EDITORIAL: Obama finally acts

The York Dispatch

President Obama's executive action on gun control didn't lead to widespread revolt among the God-fearing, pistol-packing masses.

He was criticized, of course, by some on the far right — our own Rep. Scott Perry among them — but overall the response was relatively muted after last week's announcement.

Perhaps that's because most responsible gun owners see the president's actions for the common-sense measures they are.

An emotional President Barack Obama pauses as he speaks about the youngest victims of the Sandy Hook shootings, Tuesday, Jan. 5, 2016, in the East Room of the White House in Washington, where he spoke about steps his administration is taking to reduce gun violence. (AP Photo/Jacquelyn Martin)

At its heart, Obama’s plan does little more than strengthen existing laws, closing loopholes in an attempt to keep firearms out of the hands of criminals and mentally unstable people already prohibited from owning them.

Basically, the executive action — which Obama said he took only after Congress failed to act — expands and clarifies the definition of gun dealers.

Under current law, the Associated Press reported, only federally licensed gun dealers must conduct background checks on buyers.

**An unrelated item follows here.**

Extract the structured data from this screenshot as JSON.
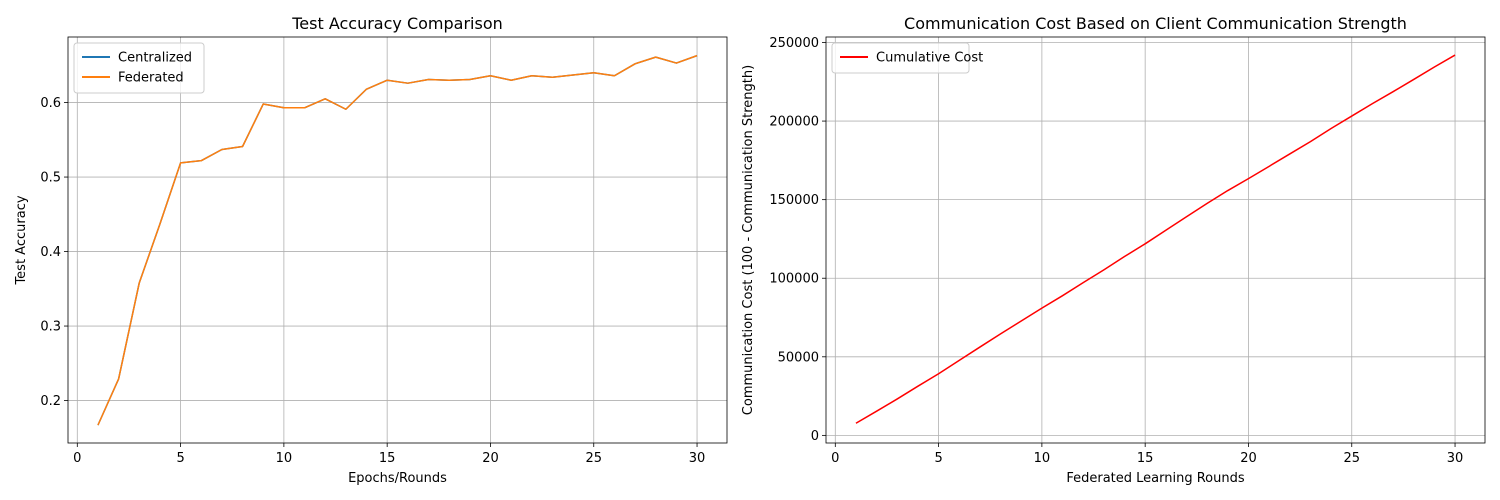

But at gun shows, websites and flea markets, sellers often skirt that requirement by declining to register as licensed dealers.

Under the new rules, if a buyer is legally able to own a gun, she'll get one; if she's not, she won't. There's no change whatsoever.

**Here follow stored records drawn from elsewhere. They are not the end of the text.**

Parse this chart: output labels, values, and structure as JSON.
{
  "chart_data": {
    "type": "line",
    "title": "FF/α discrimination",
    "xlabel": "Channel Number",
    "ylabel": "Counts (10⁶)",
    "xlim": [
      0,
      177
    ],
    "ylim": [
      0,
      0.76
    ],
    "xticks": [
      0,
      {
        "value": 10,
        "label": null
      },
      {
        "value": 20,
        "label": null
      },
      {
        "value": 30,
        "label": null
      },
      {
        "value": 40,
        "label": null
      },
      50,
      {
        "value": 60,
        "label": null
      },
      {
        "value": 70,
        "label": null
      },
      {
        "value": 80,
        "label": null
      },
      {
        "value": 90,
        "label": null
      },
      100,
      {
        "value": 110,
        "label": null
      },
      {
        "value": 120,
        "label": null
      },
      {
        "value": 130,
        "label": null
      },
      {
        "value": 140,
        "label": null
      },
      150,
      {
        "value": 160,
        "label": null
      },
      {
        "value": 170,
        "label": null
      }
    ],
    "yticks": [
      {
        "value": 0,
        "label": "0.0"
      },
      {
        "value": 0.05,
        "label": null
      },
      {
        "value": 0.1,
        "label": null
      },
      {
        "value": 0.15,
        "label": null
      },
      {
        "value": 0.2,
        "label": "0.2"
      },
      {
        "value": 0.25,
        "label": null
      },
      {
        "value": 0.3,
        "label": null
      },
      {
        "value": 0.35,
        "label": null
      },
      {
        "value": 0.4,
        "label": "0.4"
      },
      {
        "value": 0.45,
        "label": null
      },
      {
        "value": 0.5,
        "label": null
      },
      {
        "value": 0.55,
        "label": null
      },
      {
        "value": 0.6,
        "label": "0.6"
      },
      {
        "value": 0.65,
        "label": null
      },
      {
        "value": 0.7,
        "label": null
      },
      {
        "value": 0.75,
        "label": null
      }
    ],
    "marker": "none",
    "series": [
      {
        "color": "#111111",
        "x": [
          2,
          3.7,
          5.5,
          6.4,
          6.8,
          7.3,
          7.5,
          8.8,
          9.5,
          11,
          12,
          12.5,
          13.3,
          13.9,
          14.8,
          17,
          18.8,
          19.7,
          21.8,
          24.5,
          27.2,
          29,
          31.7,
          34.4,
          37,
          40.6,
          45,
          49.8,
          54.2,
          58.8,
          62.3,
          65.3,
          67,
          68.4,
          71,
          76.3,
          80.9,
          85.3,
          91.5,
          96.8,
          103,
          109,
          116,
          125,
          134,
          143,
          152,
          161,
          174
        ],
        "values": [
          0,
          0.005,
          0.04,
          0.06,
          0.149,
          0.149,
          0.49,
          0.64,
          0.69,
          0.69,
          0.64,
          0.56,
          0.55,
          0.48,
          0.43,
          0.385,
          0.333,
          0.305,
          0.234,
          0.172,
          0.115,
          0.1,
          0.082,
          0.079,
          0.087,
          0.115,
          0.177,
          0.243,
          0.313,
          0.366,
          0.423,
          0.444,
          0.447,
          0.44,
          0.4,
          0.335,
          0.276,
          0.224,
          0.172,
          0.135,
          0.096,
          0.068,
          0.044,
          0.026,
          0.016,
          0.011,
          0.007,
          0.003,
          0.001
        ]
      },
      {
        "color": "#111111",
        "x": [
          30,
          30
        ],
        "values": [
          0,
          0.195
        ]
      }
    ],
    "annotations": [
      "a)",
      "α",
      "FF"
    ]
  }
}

The difference is more gun sales will be subject to existing background checks.

“This is not a plot to take away everybody’s guns,” it should go without saying but the president said anyway.

Obama is not the bogeyman Second Amendment fanatics feared — but he hasn't exactly been the strong leader on gun control that we need, either.

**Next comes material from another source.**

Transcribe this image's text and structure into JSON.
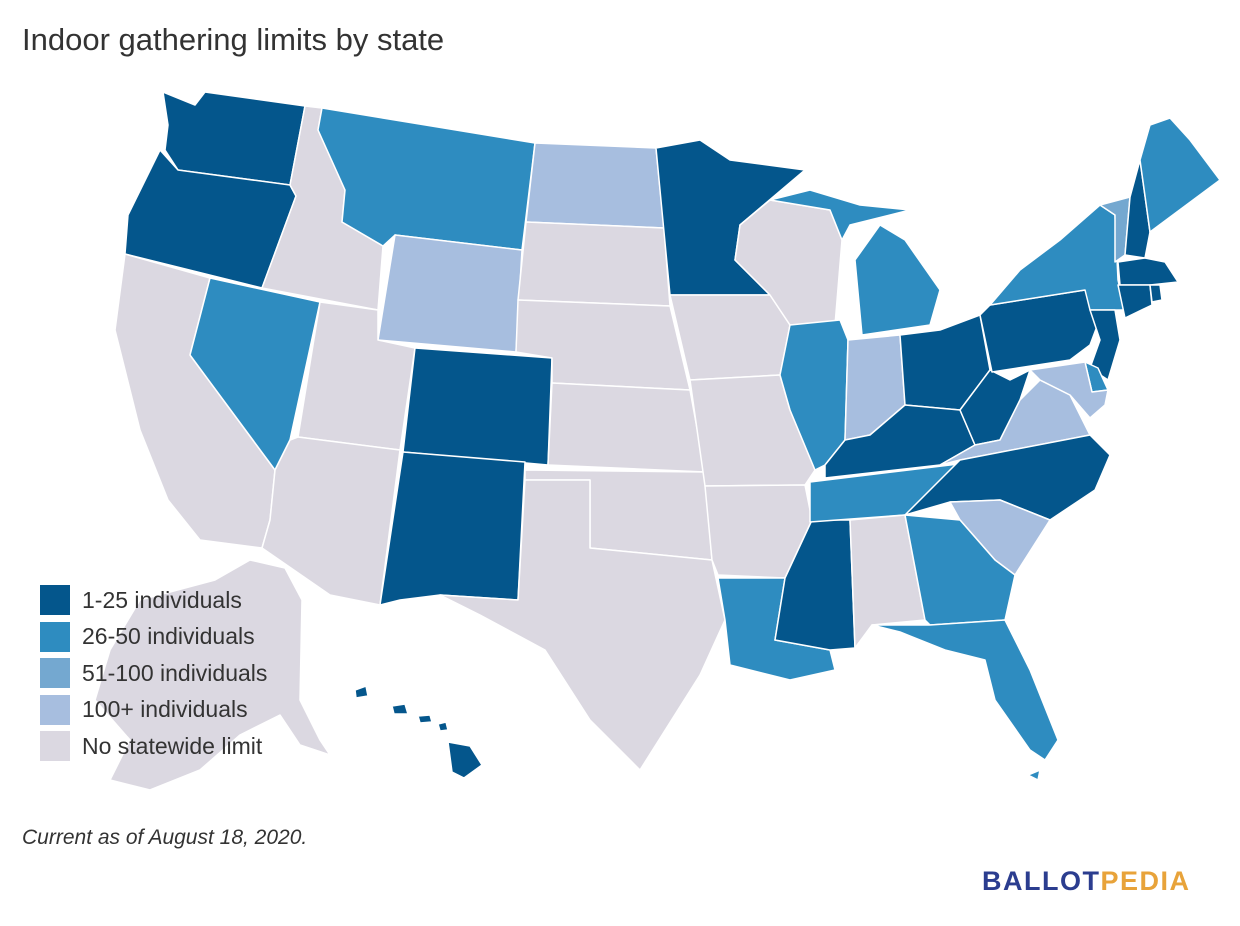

We support Obama's executive action, but we also note he acted after the 12th major mass shooting on his watch — and in his final year in office, when there would be a relatively small political price to pay.

It has become so common for him to address the nation after such tragedies that he's also known as the "consoler in chief."

Over seven years he has regularly appeared grief-stricken, angry, incredulous, even, at the state of affairs -- but he didn't act until just last week.

It was the right thing to do, of course.